The Future of the GOP Is Ron Paul?
The point isn't who he is, it's that he's catnip for crazies.
May 5, 2010 - 12:00 am
It’s a good time for a reemergence of conservatism. Liberalism has discredited itself by trying to govern and passing hugely unpopular legislation, and the opportunity for the right to strike back is coming this November.
Thus conservatives are looking for someone who can lead us to victory and small government, and one candidate in particular has emerged, winning the CPAC straw poll in November and falling just one vote short of winning the Southern Republican Leadership Conference straw poll last month.
Of course, I’m talking about Ron Paul.
Yeah. Him again. Just when we thought it was safe to once again have an inconsequential poll, here come the Ronulans to try and snatch up a pointless victory. Yeah, okay guys — all the online polls and text polls Paul won back in 2008 didn’t convince me Ron Paul had any actual support, but now I think it’s for real. That was sarcasm, by the way (I don’t think a lot of Ron Paul’s supporters understand sarcasm), but sarcasm aside, I argue that if we’re smart, we’ll invest the future of the GOP in Ron Paul.

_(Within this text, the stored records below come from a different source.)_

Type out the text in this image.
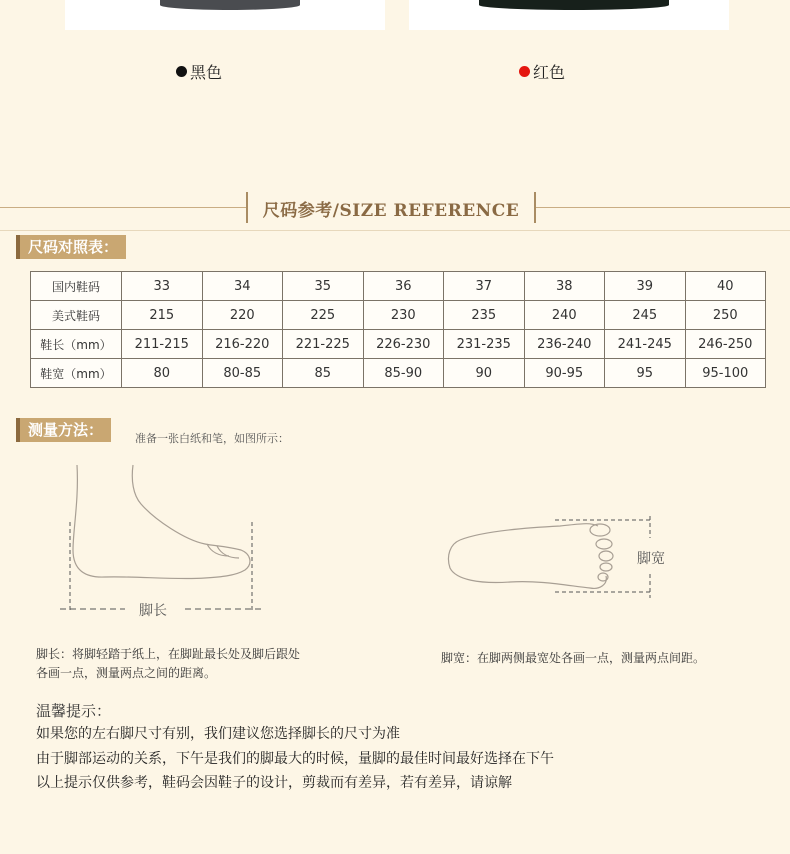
黑色	红色
尺码参考/SIZE REFERENCE
尺码对照表：
国内鞋码	33	34	35	36	37	38	39	40
美式鞋码	215	220	225	230	235	240	245	250
鞋长（mm）	211-215	216-220	221-225	226-230	231-235	236-240	241-245	246-250
鞋宽（mm）	80	80-85	85	85-90	90	90-95	95	95-100
测量方法：	准备一张白纸和笔，如图所示：
脚长
脚宽
脚长：将脚轻踏于纸上，在脚趾最长处及脚后跟处
各画一点，测量两点之间的距离。
脚宽：在脚两侧最宽处各画一点，测量两点间距。
温馨提示：
如果您的左右脚尺寸有别，我们建议您选择脚长的尺寸为准
由于脚部运动的关系，下午是我们的脚最大的时候，量脚的最佳时间最好选择在下午
以上提示仅供参考，鞋码会因鞋子的设计，剪裁而有差异，若有差异，请谅解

So who is Ron Paul? I don’t really know. I think he’s like a representative from Texas or something who thinks gold is shiny and wants to follow the principles of George Jefferson. The point isn’t who he is, though; it’s that he’s catnip for crazies.
I remember I first heard about him when PJ Media took a poll on who the Republican presidential nominee for 2008 should be. Ron Paul won handily. I had never heard of him, so I deduced that his followers must be a bunch of crazy people. If you’re wondering why I’d jump to such a conclusion, it’s because if an unknown makes a big showing in an online poll, he must have a lot of over-enthusiastic supporters. And I’m from a generation that equates genuine enthusiasm with stupidity and insanity.
Now, that’s sort of a problem — it’s nice to unironically enjoy something every once in a while — but my instinct was pretty on the nose here. Pretty soon after the poll, Paul’s followers were like Beetlejuice; you just said “RON PAUL!” three times anywhere on the internet, and out of nowhere people would appear to tell you how Ron Paul was the only one who could save America.
And these were the thickest people you’ve ever encountered; it was just impossible to make them understand how off-putting their over-the-top love for an odd little man from Texas was. They’d just come at you with the supposed Gandhi quote: “First they ignore you, then they laugh at you, then they fight you, then you win.” Which is a stupid quote; I make fun of chimpanzees at the zoo, but that doesn’t mean that next I’ll be fighting them, and then Planet of the Apes will happen for real. Still, there was no reason to get too angry at dense, silly people, but then I started to realize how many of them are white supremacists, anti-Semites, and truthers — basically everyone the MSM likes to pretend the tea partiers are — and my patience started to run very thin.